During a girl’s night out, she shared her story with me and what she learned from that devastating experience. She said if she had to do it all again, she would have walked away after the first weekend together. She said she knew when she asked what they were doing from his response that he was not serious, but she choose to ignore her instinct. Or at the very least given herself, time before having sex with him so that she could really get to know him. She said she only needed about 2 months, it was about that time that she started noticing the discrepancy in his actions and thoughts. She started to see that he had some emotional problems that he hadn’t dealt with like he said he had. She noticed that he was dissatisfied with his position in life, lack maturity and was not finally stable.
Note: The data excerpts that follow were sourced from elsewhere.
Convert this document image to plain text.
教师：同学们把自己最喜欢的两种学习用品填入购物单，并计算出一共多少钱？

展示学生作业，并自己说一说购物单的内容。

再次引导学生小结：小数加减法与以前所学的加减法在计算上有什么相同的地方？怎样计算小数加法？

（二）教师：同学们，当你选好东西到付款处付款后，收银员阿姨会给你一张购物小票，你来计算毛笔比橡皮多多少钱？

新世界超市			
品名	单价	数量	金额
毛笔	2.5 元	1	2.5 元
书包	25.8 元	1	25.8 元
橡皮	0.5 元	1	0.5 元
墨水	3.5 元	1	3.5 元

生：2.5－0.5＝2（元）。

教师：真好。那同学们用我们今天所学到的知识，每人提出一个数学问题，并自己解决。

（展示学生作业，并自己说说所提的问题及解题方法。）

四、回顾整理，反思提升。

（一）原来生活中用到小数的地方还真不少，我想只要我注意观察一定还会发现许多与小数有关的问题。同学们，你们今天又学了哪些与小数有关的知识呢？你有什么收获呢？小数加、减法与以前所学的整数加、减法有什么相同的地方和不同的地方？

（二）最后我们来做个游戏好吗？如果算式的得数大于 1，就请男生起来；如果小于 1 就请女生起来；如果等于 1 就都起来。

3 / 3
It is extremely difficult, after connecting sexually with someone to pull away so take your time. According to the book Love is not a game (But you should know the odds), infatuation can last up to 90 days. There is something to that Steve Harvey 90-day rule. Give yourself time to see if the person is genuinely interested in you. Give your self-time to see if they are emotionally mature enough to handle your heart and be a part of your life. Give your self-time so that they can demonstrate their character. Do they keep their agreements? Give your self-time to shake their family tree to see what sort of nuts fall out. (ok I know that is bad me, a therapist using the words nuts when describing people but that was funny I couldn’t resist). Every family has drama. No one transitions from childhood unscathed. What I mean is before your join with this person and their family see if you can deal with their level of drama. See what illness are in their family. You might have children by this person. If they have children, get to know the mother so you can be aware of what drama if any they will bring to your relationship.
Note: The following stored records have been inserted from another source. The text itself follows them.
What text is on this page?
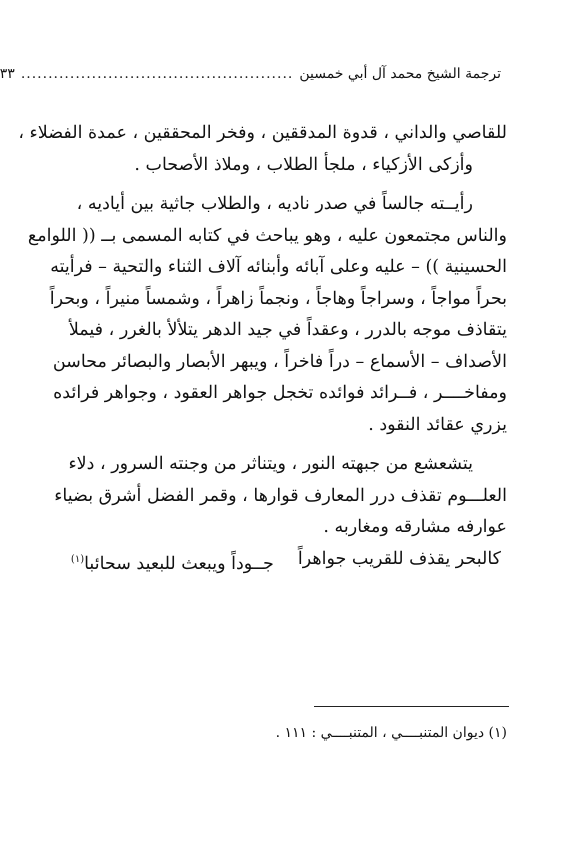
ترجمة الشيخ محمد آل أبي خمسين
..................................................
٣٣
للقاصي والداني ، قدوة المدققين ، وفخر المحققين ، عمدة الفضلاء ،
وأزكى الأزكياء ، ملجأ الطلاب ، وملاذ الأصحاب .
رأيــته جالساً في صدر ناديه ، والطلاب جاثية بين أياديه ،
والناس مجتمعون عليه ، وهو يباحث في كتابه المسمى بــ (( اللوامع
الحسينية )) – عليه وعلى آبائه وأبنائه آلاف الثناء والتحية – فرأيته
بحراً مواجاً ، وسراجاً وهاجاً ، ونجماً زاهراً ، وشمساً منيراً ، وبحراً
يتقاذف موجه بالدرر ، وعقداً في جيد الدهر يتلألأ بالغرر ، فيملأ
الأصداف – الأسماع – دراً فاخراً ، ويبهر الأبصار والبصائر محاسن
ومفاخــــر ، فــرائد فوائده تخجل جواهر العقود ، وجواهر فرائده
يزري عقائد النقود .
يتشعشع من جبهته النور ، ويتناثر من وجنته السرور ، دلاء
العلـــوم تقذف درر المعارف قوارها ، وقمر الفضل أشرق بضياء
عوارفه مشارقه ومغاربه .
كالبحر يقذف للقريب جواهراً
جــوداً ويبعث للبعيد سحائبا$^{(١)}$
(١) ديوان المتنبــــي ، المتنبــــي : ١١١ .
Finally, give yourself time to make sure you both on are the same page when it comes to expectations. All couples start out believing they will have a good relationship. Be clear going in of your expectations for love and marriage so that you can clearly communicate them and quickly recognize when they aren’t lining up. Your relationship satisfaction will largely depend on how well what is happening matches up with what you think should be happening. Every disappointment in a relationship result from an unmet expectation. My friend was looking for a life partner with whom she could build a life with, but her boyfriend was looking for someone to have fun with while he worked on his cleaning up his life. So, he disappointed her at every turn resulting in her broken heart.
My friends, while there are no guarantees in life, giving your self-time to get to know someone before joining with them will at the very least save you some heartbreak and turmoil.